Question 20.P.18: Derive the equation for the unit influence line for the vert...

Remove the support at B and apply a vertical load P at B. Then, using Macauley’s method

E I \frac{\mathrm{d}^{2} υ}{\mathrm{~d} x^{2}}=\frac{2}{3} P x-P[x-6]   (i)

(Note: the vertical reaction at A is 2P/3)

E I \frac{\mathrm{d} υ}{\mathrm{~d} x}=\frac{P}{3} x^{2}-\frac{P}{2}[x-6]^{2}+C_{1}    (ii)

E I υ=\frac{P}{9} x^{3}-\frac{P}{6}[x-6]^{3}+C_{1} x+C_{2}    (iii)

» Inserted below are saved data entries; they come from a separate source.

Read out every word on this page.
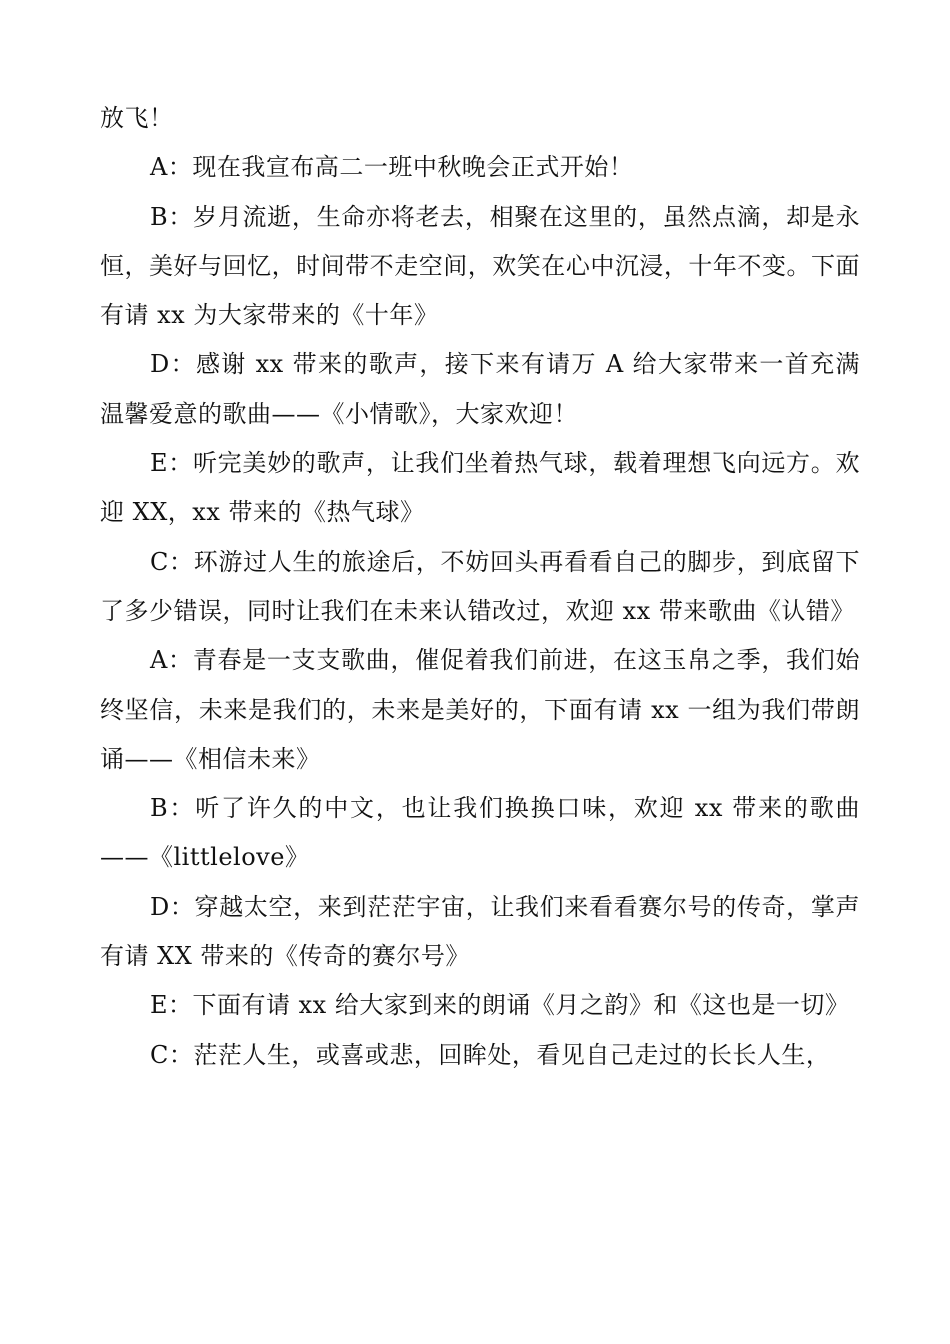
放飞！

A：现在我宣布高二一班中秋晚会正式开始！

B：岁月流逝，生命亦将老去，相聚在这里的，虽然点滴，却是永恒，美好与回忆，时间带不走空间，欢笑在心中沉浸，十年不变。下面有请 xx 为大家带来的《十年》

D：感谢 xx 带来的歌声，接下来有请万 A 给大家带来一首充满温馨爱意的歌曲——《小情歌》，大家欢迎！

E：听完美妙的歌声，让我们坐着热气球，载着理想飞向远方。欢迎 XX，xx 带来的《热气球》

C：环游过人生的旅途后，不妨回头再看看自己的脚步，到底留下了多少错误，同时让我们在未来认错改过，欢迎 xx 带来歌曲《认错》

A：青春是一支支歌曲，催促着我们前进，在这玉帛之季，我们始终坚信，未来是我们的，未来是美好的，下面有请 xx 一组为我们带朗诵——《相信未来》

B：听了许久的中文，也让我们换换口味，欢迎 xx 带来的歌曲——《littlelove》

D：穿越太空，来到茫茫宇宙，让我们来看看赛尔号的传奇，掌声有请 XX 带来的《传奇的赛尔号》

E：下面有请 xx 给大家到来的朗诵《月之韵》和《这也是一切》

C：茫茫人生，或喜或悲，回眸处，看见自己走过的长长人生，
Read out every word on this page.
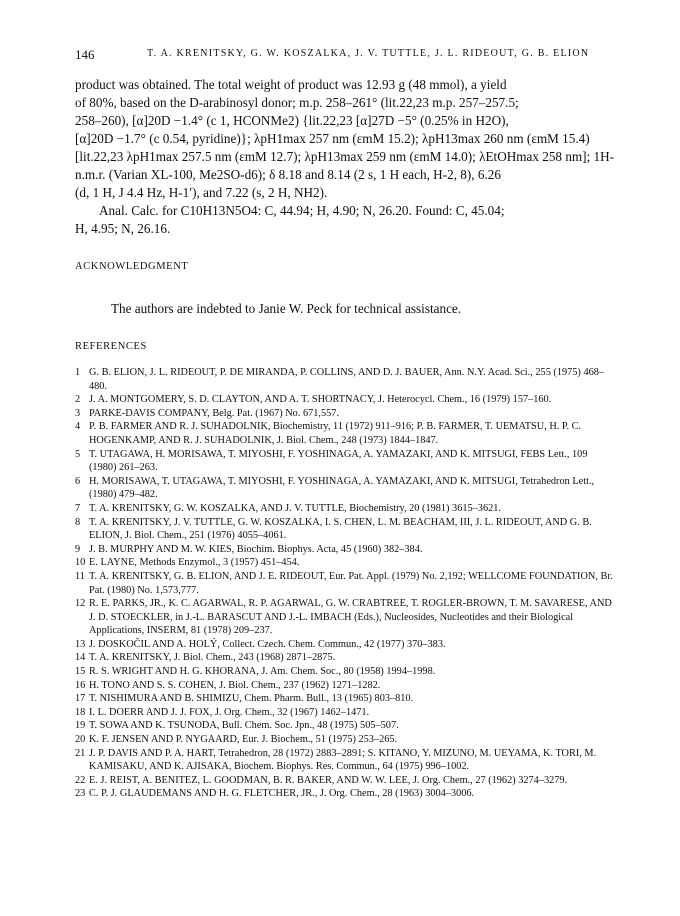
146	T. A. KRENITSKY, G. W. KOSZALKA, J. V. TUTTLE, J. L. RIDEOUT, G. B. ELION

product was obtained. The total weight of product was 12.93 g (48 mmol), a yield

of 80%, based on the D-arabinosyl donor; m.p. 258–261° (lit.22,23 m.p. 257–257.5;

258–260), [α]20D −1.4° (c 1, HCONMe2) {lit.22,23 [α]27D −5° (0.25% in H2O),

[α]20D −1.7° (c 0.54, pyridine)}; λpH1max 257 nm (εmM 15.2); λpH13max 260 nm (εmM 15.4)

[lit.22,23 λpH1max 257.5 nm (εmM 12.7); λpH13max 259 nm (εmM 14.0); λEtOHmax 258 nm]; 1H-

n.m.r. (Varian XL-100, Me2SO-d6); δ 8.18 and 8.14 (2 s, 1 H each, H-2, 8), 6.26

(d, 1 H, J 4.4 Hz, H-1′), and 7.22 (s, 2 H, NH2).

Anal. Calc. for C10H13N5O4: C, 44.94; H, 4.90; N, 26.20. Found: C, 45.04;

H, 4.95; N, 26.16.

ACKNOWLEDGMENT

The authors are indebted to Janie W. Peck for technical assistance.

REFERENCES
1 G. B. ELION, J. L. RIDEOUT, P. DE MIRANDA, P. COLLINS, AND D. J. BAUER, Ann. N.Y. Acad. Sci., 255 (1975) 468–480.
2 J. A. MONTGOMERY, S. D. CLAYTON, AND A. T. SHORTNACY, J. Heterocycl. Chem., 16 (1979) 157–160.
3 PARKE-DAVIS COMPANY, Belg. Pat. (1967) No. 671,557.
4 P. B. FARMER AND R. J. SUHADOLNIK, Biochemistry, 11 (1972) 911–916; P. B. FARMER, T. UEMATSU, H. P. C. HOGENKAMP, AND R. J. SUHADOLNIK, J. Biol. Chem., 248 (1973) 1844–1847.
5 T. UTAGAWA, H. MORISAWA, T. MIYOSHI, F. YOSHINAGA, A. YAMAZAKI, AND K. MITSUGI, FEBS Lett., 109 (1980) 261–263.
6 H. MORISAWA, T. UTAGAWA, T. MIYOSHI, F. YOSHINAGA, A. YAMAZAKI, AND K. MITSUGI, Tetrahedron Lett., (1980) 479–482.
7 T. A. KRENITSKY, G. W. KOSZALKA, AND J. V. TUTTLE, Biochemistry, 20 (1981) 3615–3621.
8 T. A. KRENITSKY, J. V. TUTTLE, G. W. KOSZALKA, I. S. CHEN, L. M. BEACHAM, III, J. L. RIDEOUT, AND G. B. ELION, J. Biol. Chem., 251 (1976) 4055–4061.
9 J. B. MURPHY AND M. W. KIES, Biochim. Biophys. Acta, 45 (1960) 382–384.
10 E. LAYNE, Methods Enzymol., 3 (1957) 451–454.
11 T. A. KRENITSKY, G. B. ELION, AND J. E. RIDEOUT, Eur. Pat. Appl. (1979) No. 2,192; WELLCOME FOUNDATION, Br. Pat. (1980) No. 1,573,777.
12 R. E. PARKS, JR., K. C. AGARWAL, R. P. AGARWAL, G. W. CRABTREE, T. ROGLER-BROWN, T. M. SAVARESE, AND J. D. STOECKLER, in J.-L. BARASCUT AND J.-L. IMBACH (Eds.), Nucleosides, Nucleotides and their Biological Applications, INSERM, 81 (1978) 209–237.
13 J. DOSKOČIL AND A. HOLÝ, Collect. Czech. Chem. Commun., 42 (1977) 370–383.
14 T. A. KRENITSKY, J. Biol. Chem., 243 (1968) 2871–2875.
15 R. S. WRIGHT AND H. G. KHORANA, J. Am. Chem. Soc., 80 (1958) 1994–1998.
16 H. TONO AND S. S. COHEN, J. Biol. Chem., 237 (1962) 1271–1282.
17 T. NISHIMURA AND B. SHIMIZU, Chem. Pharm. Bull., 13 (1965) 803–810.
18 I. L. DOERR AND J. J. FOX, J. Org. Chem., 32 (1967) 1462–1471.
19 T. SOWA AND K. TSUNODA, Bull. Chem. Soc. Jpn., 48 (1975) 505–507.
20 K. F. JENSEN AND P. NYGAARD, Eur. J. Biochem., 51 (1975) 253–265.
21 J. P. DAVIS AND P. A. HART, Tetrahedron, 28 (1972) 2883–2891; S. KITANO, Y. MIZUNO, M. UEYAMA, K. TORI, M. KAMISAKU, AND K. AJISAKA, Biochem. Biophys. Res. Commun., 64 (1975) 996–1002.
22 E. J. REIST, A. BENITEZ, L. GOODMAN, B. R. BAKER, AND W. W. LEE, J. Org. Chem., 27 (1962) 3274–3279.
23 C. P. J. GLAUDEMANS AND H. G. FLETCHER, JR., J. Org. Chem., 28 (1963) 3004–3006.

When x = 0, υ = 0 so that, from Eq. (iii), C_{2} = 0. Also, when x = 18 m, υ = 0 so that, from Eq. (iii)

0=\frac{P \times 18^{3}}{9}-\frac{P}{6}[18-6]^{3}+18 C_{1}

which gives

C_{1} = – 20P

Eq. (iii) then becomes

E Iυ=P\left(\frac{x^{3}}{9}-\frac{1}{6}[x-6]^{3}-20 x\right)  (iv)

For the influence line υ = -1 at x = 6 m. Then, from Eq. (iv)

\frac{P}{E I}=-\frac{1}{96}

The equation for the influence line is then

υ=-\frac{1}{96}\left(\frac{x^{3}}{9}-\frac{1}{6}[x-6]^{3}-20 x\right)  (v)

The area under the curve between A and B is given by

\text { Area }=\frac{1}{96} \int_{0}^{6}\left(\frac{x^{3}}{9}-20 x\right) \mathrm{d} x=3.375

The reaction at B is then = 24 × 3.375 = 81 kN.